By July 2021, 75% of executives anticipate that at least half of office employees will be working in the office. In comparison, 61% of employees expect to spend half their time in the office by July.
There's no consensus on the optimal balance of work days at home vs. in the office. Over half of employees (55%) would prefer to be remote at least three days a week once pandemic concerns recede — little changed from the 59% who said the same in June. For their part, while most executives expect options for remote work, they are also worried about the effects: 68% say a typical employee should be in the office at least three days a week to maintain a distinct company culture.
Least experienced workers need the office the most. Respondents with the least amount of professional experience (0-5 years) are more likely to want to be in the office more often. Thirty percent of them prefer being remote no more than one day a week vs. just 20% of all respondents. The least experienced workers are also more likely to feel less productive while working remotely (34% vs. 23%). They're more likely to value meeting with managers or company training programs than their more experienced colleagues.

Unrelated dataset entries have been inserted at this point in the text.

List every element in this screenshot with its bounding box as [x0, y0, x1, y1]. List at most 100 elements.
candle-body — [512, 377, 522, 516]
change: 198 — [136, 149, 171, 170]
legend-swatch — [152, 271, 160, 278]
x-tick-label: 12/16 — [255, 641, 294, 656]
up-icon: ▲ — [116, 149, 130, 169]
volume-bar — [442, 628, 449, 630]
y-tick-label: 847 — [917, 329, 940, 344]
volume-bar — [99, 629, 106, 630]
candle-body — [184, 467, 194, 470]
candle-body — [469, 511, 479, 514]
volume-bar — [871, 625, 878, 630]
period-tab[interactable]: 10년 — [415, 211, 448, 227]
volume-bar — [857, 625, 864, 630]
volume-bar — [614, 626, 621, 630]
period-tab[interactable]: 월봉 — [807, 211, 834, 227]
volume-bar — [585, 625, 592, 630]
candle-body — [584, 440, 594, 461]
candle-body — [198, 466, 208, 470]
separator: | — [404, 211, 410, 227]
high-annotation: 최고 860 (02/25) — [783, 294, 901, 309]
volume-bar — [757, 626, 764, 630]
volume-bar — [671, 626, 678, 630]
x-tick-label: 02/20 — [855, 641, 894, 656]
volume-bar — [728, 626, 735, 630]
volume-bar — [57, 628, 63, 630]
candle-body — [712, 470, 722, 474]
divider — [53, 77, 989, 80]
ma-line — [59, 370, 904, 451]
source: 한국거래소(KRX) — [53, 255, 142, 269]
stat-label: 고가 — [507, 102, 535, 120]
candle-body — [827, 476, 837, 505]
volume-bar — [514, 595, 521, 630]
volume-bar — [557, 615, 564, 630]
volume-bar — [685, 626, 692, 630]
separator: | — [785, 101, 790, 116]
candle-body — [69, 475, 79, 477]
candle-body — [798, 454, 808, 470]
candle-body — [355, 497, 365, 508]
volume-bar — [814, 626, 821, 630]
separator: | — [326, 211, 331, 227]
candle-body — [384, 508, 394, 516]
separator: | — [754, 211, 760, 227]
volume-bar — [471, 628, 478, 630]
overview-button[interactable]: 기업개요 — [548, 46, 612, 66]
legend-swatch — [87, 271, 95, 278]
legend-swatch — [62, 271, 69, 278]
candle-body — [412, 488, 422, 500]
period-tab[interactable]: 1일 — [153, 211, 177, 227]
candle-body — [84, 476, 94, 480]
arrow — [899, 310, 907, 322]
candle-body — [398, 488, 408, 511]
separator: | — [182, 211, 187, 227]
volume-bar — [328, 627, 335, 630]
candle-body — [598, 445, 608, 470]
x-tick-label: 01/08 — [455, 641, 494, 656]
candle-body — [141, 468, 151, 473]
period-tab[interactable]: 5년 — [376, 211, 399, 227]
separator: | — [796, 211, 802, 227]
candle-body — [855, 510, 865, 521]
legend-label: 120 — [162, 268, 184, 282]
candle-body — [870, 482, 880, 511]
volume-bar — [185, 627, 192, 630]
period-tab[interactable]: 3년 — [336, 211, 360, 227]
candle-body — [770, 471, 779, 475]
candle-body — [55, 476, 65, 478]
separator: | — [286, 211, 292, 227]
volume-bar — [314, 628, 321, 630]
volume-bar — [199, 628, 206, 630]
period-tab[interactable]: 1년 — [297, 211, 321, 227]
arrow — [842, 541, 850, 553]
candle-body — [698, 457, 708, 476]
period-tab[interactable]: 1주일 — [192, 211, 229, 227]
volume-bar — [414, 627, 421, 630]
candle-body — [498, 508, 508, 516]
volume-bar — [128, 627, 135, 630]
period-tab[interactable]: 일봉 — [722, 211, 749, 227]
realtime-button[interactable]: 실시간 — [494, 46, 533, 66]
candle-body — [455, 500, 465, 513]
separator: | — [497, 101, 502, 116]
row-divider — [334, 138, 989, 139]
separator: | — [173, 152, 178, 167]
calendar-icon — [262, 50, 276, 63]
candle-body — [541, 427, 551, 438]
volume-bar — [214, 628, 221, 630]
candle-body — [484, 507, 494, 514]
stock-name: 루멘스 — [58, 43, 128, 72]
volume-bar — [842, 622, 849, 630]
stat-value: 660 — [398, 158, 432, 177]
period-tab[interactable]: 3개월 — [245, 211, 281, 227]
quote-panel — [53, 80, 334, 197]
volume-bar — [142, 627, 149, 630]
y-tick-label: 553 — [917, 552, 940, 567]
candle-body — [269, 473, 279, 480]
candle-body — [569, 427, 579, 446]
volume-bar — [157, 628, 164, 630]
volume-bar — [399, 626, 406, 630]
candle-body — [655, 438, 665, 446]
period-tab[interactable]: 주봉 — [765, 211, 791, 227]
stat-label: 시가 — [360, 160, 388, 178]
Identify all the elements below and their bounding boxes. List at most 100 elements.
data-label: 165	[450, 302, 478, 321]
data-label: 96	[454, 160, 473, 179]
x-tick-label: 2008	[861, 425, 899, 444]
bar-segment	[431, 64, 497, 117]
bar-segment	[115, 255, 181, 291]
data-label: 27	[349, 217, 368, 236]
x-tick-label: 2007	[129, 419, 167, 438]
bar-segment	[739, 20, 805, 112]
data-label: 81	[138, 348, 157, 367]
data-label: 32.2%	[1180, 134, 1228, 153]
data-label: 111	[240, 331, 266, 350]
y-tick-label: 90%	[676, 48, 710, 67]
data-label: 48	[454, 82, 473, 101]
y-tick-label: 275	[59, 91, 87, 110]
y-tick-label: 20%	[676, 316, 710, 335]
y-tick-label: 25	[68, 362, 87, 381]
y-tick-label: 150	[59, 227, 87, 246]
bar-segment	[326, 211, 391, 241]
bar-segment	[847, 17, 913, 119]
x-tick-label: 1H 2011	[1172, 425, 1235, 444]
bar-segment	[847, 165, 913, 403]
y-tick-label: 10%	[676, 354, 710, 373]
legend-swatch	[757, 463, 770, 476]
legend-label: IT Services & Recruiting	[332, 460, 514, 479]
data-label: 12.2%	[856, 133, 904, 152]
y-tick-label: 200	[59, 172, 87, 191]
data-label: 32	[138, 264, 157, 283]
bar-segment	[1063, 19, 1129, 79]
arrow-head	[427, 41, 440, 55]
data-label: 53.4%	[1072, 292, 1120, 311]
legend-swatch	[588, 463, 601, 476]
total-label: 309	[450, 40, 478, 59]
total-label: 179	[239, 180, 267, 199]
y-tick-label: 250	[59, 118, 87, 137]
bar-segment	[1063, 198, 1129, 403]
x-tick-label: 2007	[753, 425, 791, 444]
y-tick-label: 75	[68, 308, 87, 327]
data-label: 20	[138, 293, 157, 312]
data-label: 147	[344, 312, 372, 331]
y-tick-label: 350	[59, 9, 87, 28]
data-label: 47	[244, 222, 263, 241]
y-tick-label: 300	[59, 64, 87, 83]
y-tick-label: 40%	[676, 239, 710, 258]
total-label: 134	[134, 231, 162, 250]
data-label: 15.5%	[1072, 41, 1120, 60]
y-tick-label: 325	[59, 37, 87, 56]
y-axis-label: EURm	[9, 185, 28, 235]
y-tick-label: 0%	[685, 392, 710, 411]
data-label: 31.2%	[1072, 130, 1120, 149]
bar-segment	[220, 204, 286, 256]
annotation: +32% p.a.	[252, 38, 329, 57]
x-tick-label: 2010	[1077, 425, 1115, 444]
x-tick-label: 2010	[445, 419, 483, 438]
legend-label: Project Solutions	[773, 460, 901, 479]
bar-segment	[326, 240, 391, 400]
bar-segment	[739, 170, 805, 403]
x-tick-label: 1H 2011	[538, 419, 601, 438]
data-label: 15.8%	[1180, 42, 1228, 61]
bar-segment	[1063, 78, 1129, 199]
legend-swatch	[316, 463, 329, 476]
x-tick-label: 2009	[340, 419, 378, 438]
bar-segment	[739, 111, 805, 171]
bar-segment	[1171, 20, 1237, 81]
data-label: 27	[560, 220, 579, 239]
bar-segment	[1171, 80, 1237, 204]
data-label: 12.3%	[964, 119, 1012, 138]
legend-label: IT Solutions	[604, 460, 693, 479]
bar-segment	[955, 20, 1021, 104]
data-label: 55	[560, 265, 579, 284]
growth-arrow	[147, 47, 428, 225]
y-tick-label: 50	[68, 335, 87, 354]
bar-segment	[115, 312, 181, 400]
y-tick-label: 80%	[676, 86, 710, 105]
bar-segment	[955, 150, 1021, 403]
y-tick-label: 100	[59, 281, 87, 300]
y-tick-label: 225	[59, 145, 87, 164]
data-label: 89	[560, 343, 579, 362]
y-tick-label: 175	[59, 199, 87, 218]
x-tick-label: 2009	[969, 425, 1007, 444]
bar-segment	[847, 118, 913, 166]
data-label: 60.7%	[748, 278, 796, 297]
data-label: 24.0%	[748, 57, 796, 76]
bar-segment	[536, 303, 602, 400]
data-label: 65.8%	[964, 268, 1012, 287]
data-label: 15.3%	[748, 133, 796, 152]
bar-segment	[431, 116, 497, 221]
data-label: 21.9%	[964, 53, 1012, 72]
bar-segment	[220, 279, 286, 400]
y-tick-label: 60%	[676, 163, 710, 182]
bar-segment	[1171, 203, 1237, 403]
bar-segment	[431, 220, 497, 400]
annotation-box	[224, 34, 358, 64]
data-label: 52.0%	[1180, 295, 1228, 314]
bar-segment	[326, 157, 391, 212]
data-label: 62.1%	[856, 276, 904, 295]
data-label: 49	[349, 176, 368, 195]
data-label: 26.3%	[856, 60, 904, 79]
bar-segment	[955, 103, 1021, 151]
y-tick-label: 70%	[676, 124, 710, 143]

- Real estate portfolios are in transition. Most (87%) executives expect to make changes to their real estate strategy over the next 12 months. These plans include consolidating office space in premier locations and/or opening more satellite locations. Over the next three years, while some executives expect to reduce office space, 56% expect to need more. These mixed findings show that some companies are planning to reinvest the remote work dividend in new ways in order to create a special experience in the office.